I can easily keep an eye on the birdhouse outside my office window, and it’s a marvel to watch the parental care, as they fly off in search of food for the hatchlings, delivering a fat caterpillar or the like every ten minutes or so. They grab a fecal sac from the nest and sail off again in a ceaseless cycle all day long. Baby wrens, like their fathers, are very vocal. Their nearly constant chatter reaches a fevered pitch when a parent returns with food, which is, as I’ve said, about every ten minutes all day long.
Once the baby wrens fledge, it is Mrs. Wrenly who keeps a careful eye on their unpracticed flying and feeds them for another few weeks. Because Mr. Wrenly has other matters on his mind: restocking the twig pile and singing for a new mate. His persistence is unhampered by a need for perfection. He's a doer.
There is much to admire about the persistence and single-mindedness of this Napoleonic bird with a spirit so out of proportion to its size.
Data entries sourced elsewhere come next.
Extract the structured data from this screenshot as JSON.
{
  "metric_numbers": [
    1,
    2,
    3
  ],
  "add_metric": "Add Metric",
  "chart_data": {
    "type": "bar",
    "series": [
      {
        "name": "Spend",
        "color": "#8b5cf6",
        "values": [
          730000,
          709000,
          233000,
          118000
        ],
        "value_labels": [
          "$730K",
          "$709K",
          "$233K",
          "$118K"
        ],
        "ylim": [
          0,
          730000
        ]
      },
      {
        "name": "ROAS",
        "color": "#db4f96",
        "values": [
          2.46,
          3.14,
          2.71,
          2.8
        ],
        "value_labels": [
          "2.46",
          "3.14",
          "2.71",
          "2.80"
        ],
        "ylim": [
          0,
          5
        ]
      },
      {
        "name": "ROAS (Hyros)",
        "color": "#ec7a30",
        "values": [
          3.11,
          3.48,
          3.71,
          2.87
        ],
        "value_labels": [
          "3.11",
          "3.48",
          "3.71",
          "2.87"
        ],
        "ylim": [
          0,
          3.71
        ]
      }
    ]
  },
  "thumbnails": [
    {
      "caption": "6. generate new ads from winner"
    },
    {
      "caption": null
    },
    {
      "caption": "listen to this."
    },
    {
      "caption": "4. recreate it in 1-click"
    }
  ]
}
The male’s determination to commandeer every cavity in the yard and his unquenchable need to colonize and procreate, make me feel something of a slacker as my latest writing project goes unheeded, the garden untended, the administrivia of my life unmanaged, and I really should get some exercise...
Maybe I should care less about perfection: the need to craft the perfect sentence, to raise flawless vegetables, to attain Olympic greatness in my workouts. Maybe I will lower the bar a bit, be more persistent. And sing more.